Come elemento fondamentale, la citata ipotesi suggerisce che queste “Piccole Glaciazioni”, provocate dalla deviazione della “Corrente del Golfo”, hanno come elemento in comune “un riscaldamento globale sostenuto per 35-40 anni che rappresenta la condizione minima per il suo inizio”. Nell’anno 2011 e nel 2016 si compiranno rispettivamente i 35 e 40 anni dell’attuale riscaldamento globale.

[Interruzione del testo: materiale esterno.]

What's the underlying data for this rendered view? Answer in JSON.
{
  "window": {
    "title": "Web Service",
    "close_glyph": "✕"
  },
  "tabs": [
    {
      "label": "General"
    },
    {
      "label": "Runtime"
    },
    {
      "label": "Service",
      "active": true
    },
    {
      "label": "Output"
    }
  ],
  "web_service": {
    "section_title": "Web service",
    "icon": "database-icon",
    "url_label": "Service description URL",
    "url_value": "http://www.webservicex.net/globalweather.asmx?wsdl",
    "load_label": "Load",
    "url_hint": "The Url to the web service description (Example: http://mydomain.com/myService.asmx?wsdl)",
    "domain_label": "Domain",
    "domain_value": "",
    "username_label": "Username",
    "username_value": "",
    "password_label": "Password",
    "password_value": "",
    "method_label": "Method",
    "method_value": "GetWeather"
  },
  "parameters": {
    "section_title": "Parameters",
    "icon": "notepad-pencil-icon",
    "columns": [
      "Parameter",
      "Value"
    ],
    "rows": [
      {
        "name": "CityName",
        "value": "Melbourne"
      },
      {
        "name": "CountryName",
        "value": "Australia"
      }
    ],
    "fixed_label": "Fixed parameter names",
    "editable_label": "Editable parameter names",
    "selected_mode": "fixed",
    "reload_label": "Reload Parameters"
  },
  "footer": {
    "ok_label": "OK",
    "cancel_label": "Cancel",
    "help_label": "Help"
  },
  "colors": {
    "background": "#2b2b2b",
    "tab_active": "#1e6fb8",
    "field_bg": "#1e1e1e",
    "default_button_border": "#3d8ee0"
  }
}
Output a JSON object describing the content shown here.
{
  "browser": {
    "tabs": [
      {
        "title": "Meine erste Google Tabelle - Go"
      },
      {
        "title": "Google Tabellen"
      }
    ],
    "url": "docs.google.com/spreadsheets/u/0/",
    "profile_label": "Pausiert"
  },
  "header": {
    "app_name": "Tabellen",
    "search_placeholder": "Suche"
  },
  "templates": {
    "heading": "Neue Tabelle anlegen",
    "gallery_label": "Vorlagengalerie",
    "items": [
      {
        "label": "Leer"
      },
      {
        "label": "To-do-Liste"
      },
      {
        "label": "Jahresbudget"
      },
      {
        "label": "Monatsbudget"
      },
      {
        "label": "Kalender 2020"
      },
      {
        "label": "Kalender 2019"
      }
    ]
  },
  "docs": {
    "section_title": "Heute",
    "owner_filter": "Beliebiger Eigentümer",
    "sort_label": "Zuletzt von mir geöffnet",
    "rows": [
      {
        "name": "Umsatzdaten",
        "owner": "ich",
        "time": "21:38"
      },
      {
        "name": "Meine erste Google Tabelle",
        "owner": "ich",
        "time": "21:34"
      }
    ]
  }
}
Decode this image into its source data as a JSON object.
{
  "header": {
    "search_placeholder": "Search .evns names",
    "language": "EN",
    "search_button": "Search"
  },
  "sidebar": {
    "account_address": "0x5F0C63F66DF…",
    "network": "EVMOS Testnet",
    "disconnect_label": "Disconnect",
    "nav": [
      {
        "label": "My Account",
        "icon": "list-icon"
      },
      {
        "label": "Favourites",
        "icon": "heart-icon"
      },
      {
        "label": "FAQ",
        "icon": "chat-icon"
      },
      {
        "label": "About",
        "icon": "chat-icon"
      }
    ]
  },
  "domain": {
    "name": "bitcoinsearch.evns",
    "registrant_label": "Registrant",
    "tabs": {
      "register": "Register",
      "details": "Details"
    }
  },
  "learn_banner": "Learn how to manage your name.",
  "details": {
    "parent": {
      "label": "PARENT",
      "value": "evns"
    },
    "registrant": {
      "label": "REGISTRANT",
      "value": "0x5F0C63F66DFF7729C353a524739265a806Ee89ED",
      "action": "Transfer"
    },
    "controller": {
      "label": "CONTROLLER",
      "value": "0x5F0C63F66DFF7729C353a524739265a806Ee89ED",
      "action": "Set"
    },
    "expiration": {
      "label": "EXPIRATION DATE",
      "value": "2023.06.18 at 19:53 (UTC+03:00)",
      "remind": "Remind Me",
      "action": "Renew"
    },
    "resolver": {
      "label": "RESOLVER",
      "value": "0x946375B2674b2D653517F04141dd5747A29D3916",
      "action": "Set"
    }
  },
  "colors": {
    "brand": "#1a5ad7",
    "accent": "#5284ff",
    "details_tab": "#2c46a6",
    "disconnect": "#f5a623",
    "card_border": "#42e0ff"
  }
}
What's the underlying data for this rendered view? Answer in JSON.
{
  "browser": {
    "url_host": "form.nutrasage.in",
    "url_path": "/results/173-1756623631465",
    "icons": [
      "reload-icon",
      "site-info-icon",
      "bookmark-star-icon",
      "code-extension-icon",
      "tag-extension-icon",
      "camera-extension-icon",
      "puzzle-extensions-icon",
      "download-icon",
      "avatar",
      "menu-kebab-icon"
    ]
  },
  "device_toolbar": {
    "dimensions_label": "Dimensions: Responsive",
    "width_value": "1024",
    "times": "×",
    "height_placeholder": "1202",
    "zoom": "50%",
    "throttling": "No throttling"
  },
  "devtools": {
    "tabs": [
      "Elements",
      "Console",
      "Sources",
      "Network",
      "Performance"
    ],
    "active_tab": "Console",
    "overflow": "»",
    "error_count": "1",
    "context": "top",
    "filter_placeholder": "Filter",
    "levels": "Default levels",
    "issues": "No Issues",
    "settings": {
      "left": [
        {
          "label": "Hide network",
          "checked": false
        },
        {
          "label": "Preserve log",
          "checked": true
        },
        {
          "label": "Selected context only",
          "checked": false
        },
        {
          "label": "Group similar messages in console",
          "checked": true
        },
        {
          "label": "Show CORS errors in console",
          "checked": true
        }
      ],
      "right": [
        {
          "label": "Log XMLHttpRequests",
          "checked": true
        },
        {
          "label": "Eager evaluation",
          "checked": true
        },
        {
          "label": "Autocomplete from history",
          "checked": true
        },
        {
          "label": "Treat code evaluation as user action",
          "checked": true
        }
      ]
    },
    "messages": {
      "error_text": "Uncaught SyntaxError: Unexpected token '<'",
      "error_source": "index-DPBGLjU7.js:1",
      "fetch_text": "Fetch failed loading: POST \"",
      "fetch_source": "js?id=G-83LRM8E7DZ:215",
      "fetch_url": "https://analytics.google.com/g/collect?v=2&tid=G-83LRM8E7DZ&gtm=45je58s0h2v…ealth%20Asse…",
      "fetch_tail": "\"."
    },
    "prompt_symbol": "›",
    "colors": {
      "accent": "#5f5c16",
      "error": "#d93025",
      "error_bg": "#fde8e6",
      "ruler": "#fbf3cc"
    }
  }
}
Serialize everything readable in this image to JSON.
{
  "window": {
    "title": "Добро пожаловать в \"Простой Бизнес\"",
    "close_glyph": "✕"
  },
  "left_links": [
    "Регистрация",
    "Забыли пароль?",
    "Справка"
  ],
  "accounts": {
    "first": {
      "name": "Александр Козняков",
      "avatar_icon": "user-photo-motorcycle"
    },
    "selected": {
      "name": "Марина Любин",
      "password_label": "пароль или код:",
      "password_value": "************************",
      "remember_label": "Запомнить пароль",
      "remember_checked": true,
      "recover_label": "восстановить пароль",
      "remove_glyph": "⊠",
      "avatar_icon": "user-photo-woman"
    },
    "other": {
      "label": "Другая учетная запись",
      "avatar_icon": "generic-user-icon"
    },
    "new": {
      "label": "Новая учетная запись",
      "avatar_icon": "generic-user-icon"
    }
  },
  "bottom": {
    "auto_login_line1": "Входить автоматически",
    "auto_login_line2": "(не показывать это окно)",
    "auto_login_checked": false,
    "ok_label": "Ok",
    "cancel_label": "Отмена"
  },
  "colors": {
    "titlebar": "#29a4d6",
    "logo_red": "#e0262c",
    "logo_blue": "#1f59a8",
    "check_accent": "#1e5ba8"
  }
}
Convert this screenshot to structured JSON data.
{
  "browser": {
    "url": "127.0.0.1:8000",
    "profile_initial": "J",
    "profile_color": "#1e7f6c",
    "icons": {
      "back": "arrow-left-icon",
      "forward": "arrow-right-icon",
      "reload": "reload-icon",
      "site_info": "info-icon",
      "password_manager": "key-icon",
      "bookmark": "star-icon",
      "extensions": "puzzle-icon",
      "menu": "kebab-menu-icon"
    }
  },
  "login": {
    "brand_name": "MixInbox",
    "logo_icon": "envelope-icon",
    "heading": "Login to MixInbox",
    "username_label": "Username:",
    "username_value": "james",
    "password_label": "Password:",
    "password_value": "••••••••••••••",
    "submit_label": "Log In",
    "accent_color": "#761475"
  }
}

Nelle conclusioni della citata ipotesi dicevo che l’Effetto Artico era già cominciato nell’anno 2002 e lanciavo l’allarme sui “Mutamenti Climatici” nell’arco di dieci anni (dal 2002 al 2012) come conseguenza dell’intensificarsi di questo fenomeno.

L’effetto devastante del riscaldamento sull'albedo artico.

La percentuale di energia solare riflessa dalla superficie del pianeta riceve il nome di Albedo, che fluttua tra un minimo sulle superfici scure e un massimo sulle superfici chiare. Più grande l’Albedo minore l’assorbimento di calore. I siti glaciali riflettono un 90% del calore, i ghiacciai marini un 40 % e le acque superficiali un 20%.

Nell’Artico, man mano che si prolunga il riscaldamento globale sostenuto, le estati gradualmente diventano più calde (in estate c’è il sole 24 ore al giorno, da metà maggio a fine luglio) il calore accumulato riduce i ghiacciai e fonde i ghiacci marini di maggiore consistenza (quelli perenni), al ritorno dell’inverno il ghiaccio che si forma è più fragile e si scioglie i primi giorni dell’estate successiva.

Il ghiaccio marino agisce sull’interscambio termico tra oceano e atmosfera, raffredda l’atmosfera provocando forti venti, conserva il calore dell’acqua sottostante il ghiaccio, che ne rende impossibile il congelamento, e permette una relativa stabilità del freddo artico in inverno e determina la circolazione termoalina [2].

La scomparsa della banchisa di ghiaccio per le alte temperature influenza l’interscambio termico, lasciando allo scoperto le acque superficiali, che assorbono l’80% del calore e si connettono direttamente con l’aria, determinando una grande evaporazione che accumula calore latente, subito liberato quando il vapore si condensa formando nuvole e precipitazioni e generando un effetto moltiplicatore della temperatura nella regione.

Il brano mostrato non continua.